A local-first reverse-engineering agent, and the honest limits of one
Somnus drives Ghidra, angr, Frida and AFL++ through a small local model to triage binaries, no API keys, no network. It works end-to-end on ret2win. Here is what that proves, and what it very much does not.
There are two ways to write about a project like this. One inflates a working prototype into a breakthrough. The other tells you exactly where the edge of the tested behaviour is. Reverse engineering punishes the first kind of writing, so this is the second kind.
What it does
Point Somnus at a binary and it runs a fixed pipeline, then hands control to the model:
- Triage: protections, imports, dangerous calls, a function inventory.
- Decompile: every function through Ghidra, cached per target so you pay the slow step once.
- Pattern match: the decompiled C is scanned for classic shapes: stack buffer overflow, format string, command injection, integer overflow.
- Reason: a local model reads a compacted preview and calls follow-up tools: zoom into one function, check reachability, propose a PoC shape.
- Persist: findings and artifacts go to SQLite, so a run is resumable and queryable instead of a wall of terminal scrollback.
The design constraint that shaped everything: no API keys, no network calls. A
binary you’re reversing is often something you can’t send to a cloud endpoint,
and a tool that assumes you can is a tool you can’t use on the interesting
targets. So the model is qwen3:8b over Ollama, small enough to run locally,
tool-use-capable enough to drive the loop.
The honest status
Somnus is verified end-to-end on ROP Emporium’s ret2win (x86_64). On that
target it correctly identifies the read() overflow in pwnme, resolves the
ret2win gadget address, and computes the 40-byte overflow offset. Start to
finish, no human in the loop for the analysis.
That is a real result. It is also a simple stack BOF in a CTF binary built to be solved, and generalisation beyond that class is not yet tested. I haven’t proven it on stripped production binaries, on heap bugs, on anything with real anti-analysis. Saying “it solves ret2win” is true; implying “it reverse-engineers arbitrary binaries” would not be.

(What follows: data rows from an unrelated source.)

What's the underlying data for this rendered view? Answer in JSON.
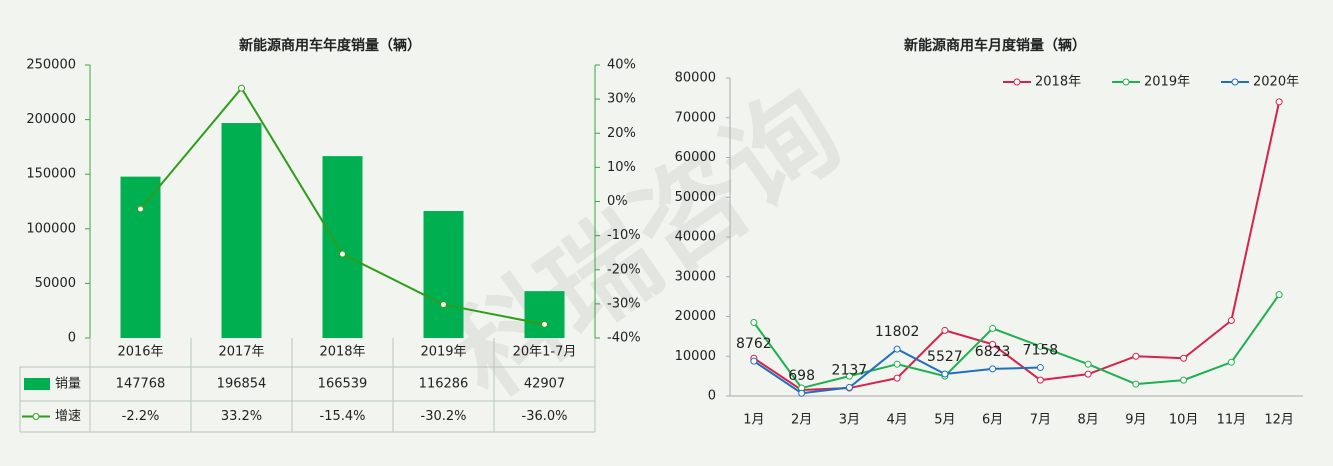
{
  "watermark": "科瑞咨询",
  "chart_data": [
    {
      "type": "bar",
      "title": "新能源商用车年度销量（辆）",
      "categories": [
        "2016年",
        "2017年",
        "2018年",
        "2019年",
        "20年1-7月"
      ],
      "series": [
        {
          "name": "销量",
          "color": "#00b050",
          "values": [
            147768,
            196854,
            166539,
            116286,
            42907
          ]
        },
        {
          "name": "增速",
          "color": "#2e9e1a",
          "axis": "y2",
          "values": [
            -2.2,
            33.2,
            -15.4,
            -30.2,
            -36.0
          ],
          "value_labels": [
            "-2.2%",
            "33.2%",
            "-15.4%",
            "-30.2%",
            "-36.0%"
          ]
        }
      ],
      "ylim": [
        0,
        250000
      ],
      "yticks": [
        0,
        50000,
        100000,
        150000,
        200000,
        250000
      ],
      "y2lim": [
        -40,
        40
      ],
      "y2ticks": [
        {
          "value": -40,
          "label": "-40%"
        },
        {
          "value": -30,
          "label": "-30%"
        },
        {
          "value": -20,
          "label": "-20%"
        },
        {
          "value": -10,
          "label": "-10%"
        },
        {
          "value": 0,
          "label": "0%"
        },
        {
          "value": 10,
          "label": "10%"
        },
        {
          "value": 20,
          "label": "20%"
        },
        {
          "value": 30,
          "label": "30%"
        },
        {
          "value": 40,
          "label": "40%"
        }
      ],
      "data_table": true
    },
    {
      "type": "line",
      "title": "新能源商用车月度销量（辆）",
      "categories": [
        "1月",
        "2月",
        "3月",
        "4月",
        "5月",
        "6月",
        "7月",
        "8月",
        "9月",
        "10月",
        "11月",
        "12月"
      ],
      "series": [
        {
          "name": "2018年",
          "color": "#d6224a",
          "values": [
            9500,
            1500,
            2000,
            4500,
            16500,
            13000,
            4000,
            5500,
            10000,
            9500,
            19000,
            74000
          ]
        },
        {
          "name": "2019年",
          "color": "#1fb050",
          "values": [
            18500,
            2000,
            5000,
            8000,
            5000,
            17000,
            12500,
            8000,
            3000,
            4000,
            8500,
            25500
          ]
        },
        {
          "name": "2020年",
          "color": "#1f6fc0",
          "values": [
            8762,
            698,
            2137,
            11802,
            5527,
            6823,
            7158,
            null,
            null,
            null,
            null,
            null
          ],
          "data_labels": true
        }
      ],
      "ylim": [
        0,
        80000
      ],
      "yticks": [
        0,
        10000,
        20000,
        30000,
        40000,
        50000,
        60000,
        70000,
        80000
      ],
      "legend": "top-right"
    }
  ]
}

Why local-first mattered more than I expected
The no-network constraint started as a privacy decision and turned into a design forcing function. It killed any temptation to lean on a giant model to paper over a weak pipeline, if the local 8B can’t follow the loop, the loop is wrong, not the model. The tools do the heavy lifting; the model’s job is narrow: read the preview, pick the next tool, decide when there’s enough to call a finding. That division of labour is the part I’d keep in the next version of this, whatever the model underneath turns out to be.